StarHub donation drive for unused mobile phone services well-received

Suhaimi Mansoor, 58, is a beneficiary of StarHub's programme. -- ST PHOTO: MARK CHEONG
Suhaimi Mansoor, 58, is a beneficiary of StarHub's programme. -- ST PHOTO: MARK CHEONG

SINGAPORE - Mobile phone users backed a move by telco StarHub to transfer unused data, talktime and SMSes to disabled and needy people.

But some wondered if the telco should also donate free talktime and data to those who need it most in today's connected world.

"I seem to have over a hundred 'free' SMSes at any given time which I almost never use since I use free messaging services like WhatsApp, and it would be better to donate those to someone who could use them rather than letting them go to waste," said Mr Siddharth Singh, 24, managing partner at craft beer distributor Brews Brothers.

Photographer Olivia Kwok, 28, said she would sign up if SingTel had a similar initiative, adding: "I think it is a wonderful idea donating unused services in regular data plans to individuals who might not be able to afford the luxury of being 'connected' at all times."

StarHub's 4G4Good donation drive ran for 1 1/2 months in July and August and collected pledges from post-paid subscribers.

It aims to help 500 beneficiaries from five charities - Asian Women's Welfare Association, Cerebral Palsy Alliance Singapore, ISCOS (Industrial &Services Co-Operative Society), Singapore Association of the Visually Handicapped and Society for the Physically Disabled - with their basic communications needs for a year.

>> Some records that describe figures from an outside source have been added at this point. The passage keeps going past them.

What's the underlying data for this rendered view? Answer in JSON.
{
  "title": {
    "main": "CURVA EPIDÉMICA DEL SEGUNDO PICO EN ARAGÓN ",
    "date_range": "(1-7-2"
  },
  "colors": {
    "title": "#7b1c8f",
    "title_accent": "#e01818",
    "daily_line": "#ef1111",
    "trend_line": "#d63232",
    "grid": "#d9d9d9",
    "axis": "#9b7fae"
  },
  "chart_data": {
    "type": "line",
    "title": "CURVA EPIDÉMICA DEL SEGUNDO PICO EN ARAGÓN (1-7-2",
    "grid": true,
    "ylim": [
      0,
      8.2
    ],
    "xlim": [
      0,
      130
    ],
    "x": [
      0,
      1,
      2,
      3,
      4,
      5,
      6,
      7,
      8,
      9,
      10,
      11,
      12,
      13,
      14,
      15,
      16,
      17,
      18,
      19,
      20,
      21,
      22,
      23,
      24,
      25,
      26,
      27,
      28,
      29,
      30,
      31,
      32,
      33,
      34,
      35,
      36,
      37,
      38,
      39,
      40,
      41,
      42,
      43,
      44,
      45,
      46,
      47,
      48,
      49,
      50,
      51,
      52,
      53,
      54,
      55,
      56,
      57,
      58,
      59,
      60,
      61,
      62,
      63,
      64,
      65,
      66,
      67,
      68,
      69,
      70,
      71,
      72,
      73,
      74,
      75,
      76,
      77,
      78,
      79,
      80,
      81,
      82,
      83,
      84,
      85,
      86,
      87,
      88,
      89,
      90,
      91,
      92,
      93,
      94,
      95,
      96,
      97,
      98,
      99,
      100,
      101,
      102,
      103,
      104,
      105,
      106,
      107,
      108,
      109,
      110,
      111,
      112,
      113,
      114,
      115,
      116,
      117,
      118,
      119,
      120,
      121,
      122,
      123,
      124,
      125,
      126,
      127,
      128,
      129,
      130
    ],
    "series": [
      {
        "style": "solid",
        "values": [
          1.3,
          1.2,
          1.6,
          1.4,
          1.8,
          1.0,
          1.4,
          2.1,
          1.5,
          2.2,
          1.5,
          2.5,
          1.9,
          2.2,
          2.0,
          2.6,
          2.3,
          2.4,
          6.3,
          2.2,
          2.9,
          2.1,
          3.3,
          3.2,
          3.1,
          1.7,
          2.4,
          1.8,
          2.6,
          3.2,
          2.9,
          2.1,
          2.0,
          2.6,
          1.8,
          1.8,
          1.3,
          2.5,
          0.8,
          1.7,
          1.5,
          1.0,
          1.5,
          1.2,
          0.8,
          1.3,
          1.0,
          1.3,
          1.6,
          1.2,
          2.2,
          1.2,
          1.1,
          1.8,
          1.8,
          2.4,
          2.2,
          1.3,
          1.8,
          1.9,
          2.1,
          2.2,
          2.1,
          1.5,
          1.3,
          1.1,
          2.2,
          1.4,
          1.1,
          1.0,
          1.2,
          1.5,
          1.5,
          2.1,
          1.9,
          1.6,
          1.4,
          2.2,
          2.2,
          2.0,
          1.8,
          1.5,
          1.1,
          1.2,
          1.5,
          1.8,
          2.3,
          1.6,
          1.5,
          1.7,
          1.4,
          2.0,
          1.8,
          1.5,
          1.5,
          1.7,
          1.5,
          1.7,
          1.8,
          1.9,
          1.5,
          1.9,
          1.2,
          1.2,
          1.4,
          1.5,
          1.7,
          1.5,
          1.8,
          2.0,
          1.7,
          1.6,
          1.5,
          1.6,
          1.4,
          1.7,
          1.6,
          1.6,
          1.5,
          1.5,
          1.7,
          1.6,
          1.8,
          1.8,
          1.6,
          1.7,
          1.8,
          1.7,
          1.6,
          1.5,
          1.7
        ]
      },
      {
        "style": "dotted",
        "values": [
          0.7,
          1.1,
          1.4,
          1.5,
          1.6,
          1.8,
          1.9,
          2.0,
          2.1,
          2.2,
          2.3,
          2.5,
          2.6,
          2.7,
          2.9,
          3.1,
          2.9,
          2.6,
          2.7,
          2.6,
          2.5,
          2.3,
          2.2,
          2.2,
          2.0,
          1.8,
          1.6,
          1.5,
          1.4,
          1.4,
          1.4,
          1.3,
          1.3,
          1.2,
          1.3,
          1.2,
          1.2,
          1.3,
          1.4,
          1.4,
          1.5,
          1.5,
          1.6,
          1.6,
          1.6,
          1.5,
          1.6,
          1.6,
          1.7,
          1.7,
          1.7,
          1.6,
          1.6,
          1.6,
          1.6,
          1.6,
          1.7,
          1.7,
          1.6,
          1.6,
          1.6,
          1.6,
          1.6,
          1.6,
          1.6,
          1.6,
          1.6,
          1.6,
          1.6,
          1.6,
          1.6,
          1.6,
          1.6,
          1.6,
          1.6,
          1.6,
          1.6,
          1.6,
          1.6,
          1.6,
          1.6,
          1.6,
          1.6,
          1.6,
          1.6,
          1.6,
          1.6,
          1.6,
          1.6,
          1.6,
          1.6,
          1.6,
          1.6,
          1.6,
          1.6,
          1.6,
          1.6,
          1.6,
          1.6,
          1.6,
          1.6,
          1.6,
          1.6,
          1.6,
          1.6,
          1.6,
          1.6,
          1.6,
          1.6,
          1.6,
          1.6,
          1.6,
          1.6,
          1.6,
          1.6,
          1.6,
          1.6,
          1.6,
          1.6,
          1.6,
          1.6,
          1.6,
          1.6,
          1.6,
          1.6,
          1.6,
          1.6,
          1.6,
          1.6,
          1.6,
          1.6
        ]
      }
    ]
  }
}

Last week, some of them received SIM cards preloaded with the 120 minutes of talktime, 500 SMS and 1.5GB of data usage for monthly use.

Secondary 5 student Aleric Chan, 17, said he would support the move to help the needy and vulnerable communicate without worrying about expensive bills.

"If they don't have to worry about the bills, family members can also check on them more often," he said.

"To us it may be a small amount, but to them it may make a huge difference in terms of peace of mind."

Others were supportive of the drive but suggested the telco add its own contribution. Said management assistant Clara Tan, 43: "It's a nice thing, but perhaps as a giant firm themselves, they could do more and donate some talktime on their own."